Opinião: “Escrever (direitos humanos) nas estrelas”
Não, não é estragar – é tentar descobrir. E não, não é apatia – é tentar perceber. Não há criança digna dessa condição que não tenha esventrado o brinquedo mais sofisticado que a bolsa natalícia ou aniversarial lhe tenha posto nas mãos; ou que não se tenha deitado de costas na terra nua a olhar para cima nas noites estreladas. Descobrir “como é por dentro” é coisa da natureza humana, impulso que procura solução para os mistérios da vida, seja a fala de uma boneca de plástico ou o pontilhado das estrelas.
Abençoada curiosidade, que foi inchando de importância até se transformar na poderosa ferramenta a que chamamos ciência. Nestes dias, então, ciência é assunto permanente, cada um de nós à procura, nessa gente de bata branca e luvas de latex, da solução para a nossa vida ameaçada por um vírus a quem só os cientistas viram os contornos da coroa. A esperança é, nesta altura, mais um dos muitos significados da ciência.
De vez em quando um nome desponta dessa população que escolheu fazer profissão do impulso da curiosidade (mal a família suspeitava que aquele estragar brinquedos ou somar constelações era, afinal, o início de um caminho capaz de produzir felicidades).

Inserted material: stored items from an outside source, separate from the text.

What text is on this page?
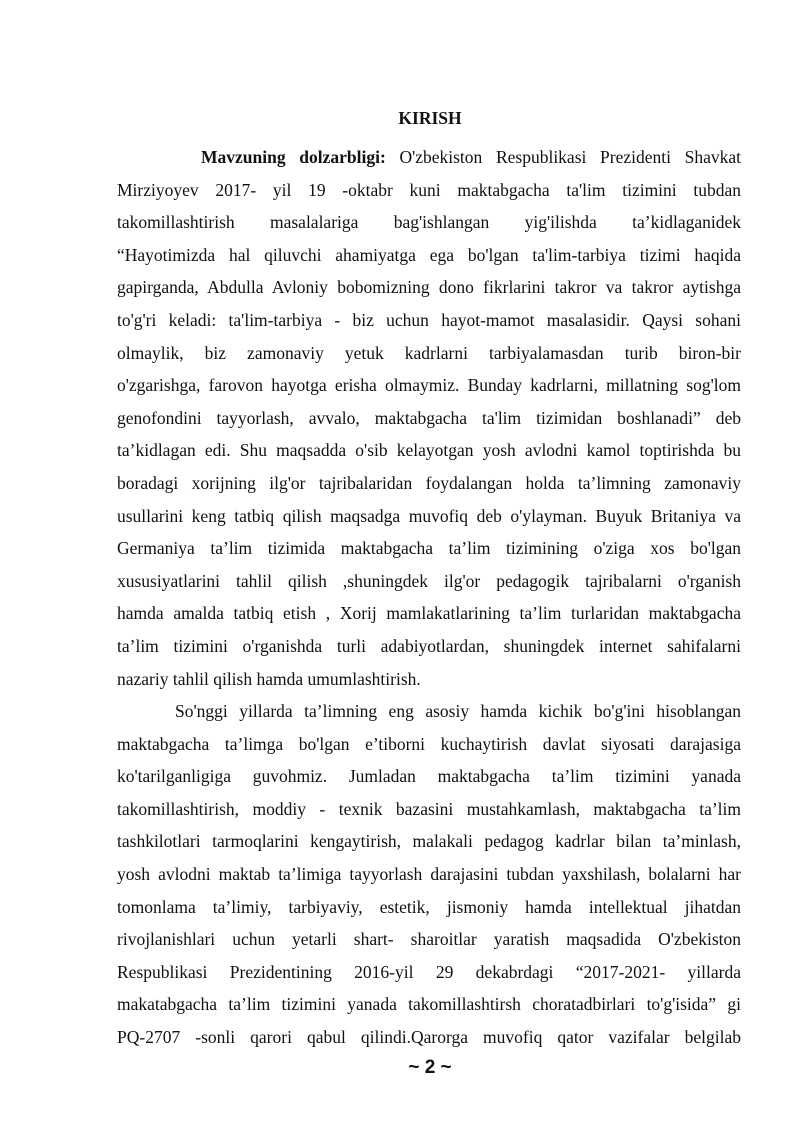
KIRISH
Mavzuning dolzarbligi: O'zbekiston Respublikasi Prezidenti Shavkat
Mirziyoyev 2017- yil 19 -oktabr kuni maktabgacha ta'lim tizimini tubdan
takomillashtirish masalalariga bag'ishlangan yig'ilishda ta’kidlaganidek
“Hayotimizda hal qiluvchi ahamiyatga ega bo'lgan ta'lim-tarbiya tizimi haqida
gapirganda, Abdulla Avloniy bobomizning dono fikrlarini takror va takror aytishga
to'g'ri keladi: ta'lim-tarbiya - biz uchun hayot-mamot masalasidir. Qaysi sohani
olmaylik, biz zamonaviy yetuk kadrlarni tarbiyalamasdan turib biron-bir
o'zgarishga, farovon hayotga erisha olmaymiz. Bunday kadrlarni, millatning sog'lom
genofondini tayyorlash, avvalo, maktabgacha ta'lim tizimidan boshlanadi” deb
ta’kidlagan edi. Shu maqsadda o'sib kelayotgan yosh avlodni kamol toptirishda bu
boradagi xorijning ilg'or tajribalaridan foydalangan holda ta’limning zamonaviy
usullarini keng tatbiq qilish maqsadga muvofiq deb o'ylayman. Buyuk Britaniya va
Germaniya ta’lim tizimida maktabgacha ta’lim tizimining o'ziga xos bo'lgan
xususiyatlarini tahlil qilish ,shuningdek ilg'or pedagogik tajribalarni o'rganish
hamda amalda tatbiq etish , Xorij mamlakatlarining ta’lim turlaridan maktabgacha
ta’lim tizimini o'rganishda turli adabiyotlardan, shuningdek internet sahifalarni
nazariy tahlil qilish hamda umumlashtirish.
So'nggi yillarda ta’limning eng asosiy hamda kichik bo'g'ini hisoblangan
maktabgacha ta’limga bo'lgan e’tiborni kuchaytirish davlat siyosati darajasiga
ko'tarilganligiga guvohmiz. Jumladan maktabgacha ta’lim tizimini yanada
takomillashtirish, moddiy - texnik bazasini mustahkamlash, maktabgacha ta’lim
tashkilotlari tarmoqlarini kengaytirish, malakali pedagog kadrlar bilan ta’minlash,
yosh avlodni maktab ta’limiga tayyorlash darajasini tubdan yaxshilash, bolalarni har
tomonlama ta’limiy, tarbiyaviy, estetik, jismoniy hamda intellektual jihatdan
rivojlanishlari uchun yetarli shart- sharoitlar yaratish maqsadida O'zbekiston
Respublikasi Prezidentining 2016-yil 29 dekabrdagi “2017-2021- yillarda
makatabgacha ta’lim tizimini yanada takomillashtirsh choratadbirlari to'g'isida” gi
PQ-2707 -sonli qarori qabul qilindi.Qarorga muvofiq qator vazifalar belgilab
~ 2 ~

O Nuno Peixinho, cientista nesta Coimbra em que também se olha para o céu, é um desses nomes. Apareceu nos jornais do país inteiro porque “( 40210 ) Peixinho” passou a ser nome de asteróide. Não é coisa pouca, sabendo nós que esses pedaços de matéria em movimento tanto podem ser encantamento – como o das estrelas cadentes – como a ameaça que levou desta para melhor os dinossauros do tempo antigo. Haja, por isso, quem olhe para o céu e veja mais do que outros sabem ver.
De paradoxos é, porém, feita a governação da nossa terra, capaz de pôr euros aos milhões nas mãos da ladroagem de copo na mão e salamaleque, mas incapaz de dar um contrato de trabalho ao Nuno Peixinho e aos milhares de investigadores que sucessivos governos vêm usando e desprezando, por si próprios ou a mando da tal “europa”. São “bolseiros” de investigação, diz o ministro Manuel Heitor e os que o precederam, executores de políticas que enchem a boca de “ciência” mas atiram ao cidadão Nuno Peixinho, aos 50 anos, o insulto que diz assim: “os bolseiros de investigação não devem ter [contrato de trabalho]. Nunca foi ambição, nem deve ser, transformar as bolsas de investigação em contrato de trabalho”.
O ministro Manuel Heitor não tem razão. Os “bolseiros” de investigação são investigadores, trabalham como investigadores, veem o seu trabalho de investigadores internacionalmente reconhecido, estão intimamente ligados a todas as pesquisas científicas que se desenrolam neste país (e fora dele). Sem “bolseiros” não haveria ciência em Portugal. Os “bolseiros” de investigação são trabalhadores mas não têm direito a segurança social, a licença de parentalidade, a certificação de rendimentos que lhes daria acesso ao crédito à habitação, a férias, à remuneração que é o mais básico dos direitos laborais, ao subsídio de desemprego. Muitos dos investigadores chegarão à idade da reforma sem direito à retribuição natural após uma vida de serviço público.
A palavra a Nuno Peixinho: “a precariedade interessa a muita gente, particularmente aos inúmeros fossilizados líderes das entidades do Sistema Científico e Tecnológico Nacional, das Instituições de Ensino Superior e das suas tutelas. Herdeiros de direitos para si conquistados pelos seus pais, subtraem [esses direitos], conscientemente e sem escrúpulo, a todos aqueles que sustentam essas mesmas instituições, que formalmente lideram e cuja glória arrebanham. Nada esperemos de nenhum: só teremos o que conquistarmos!”
Quem fala assim escreve nas estrelas. Com a prontidão e a dignidade de que a Terra tanto precisa.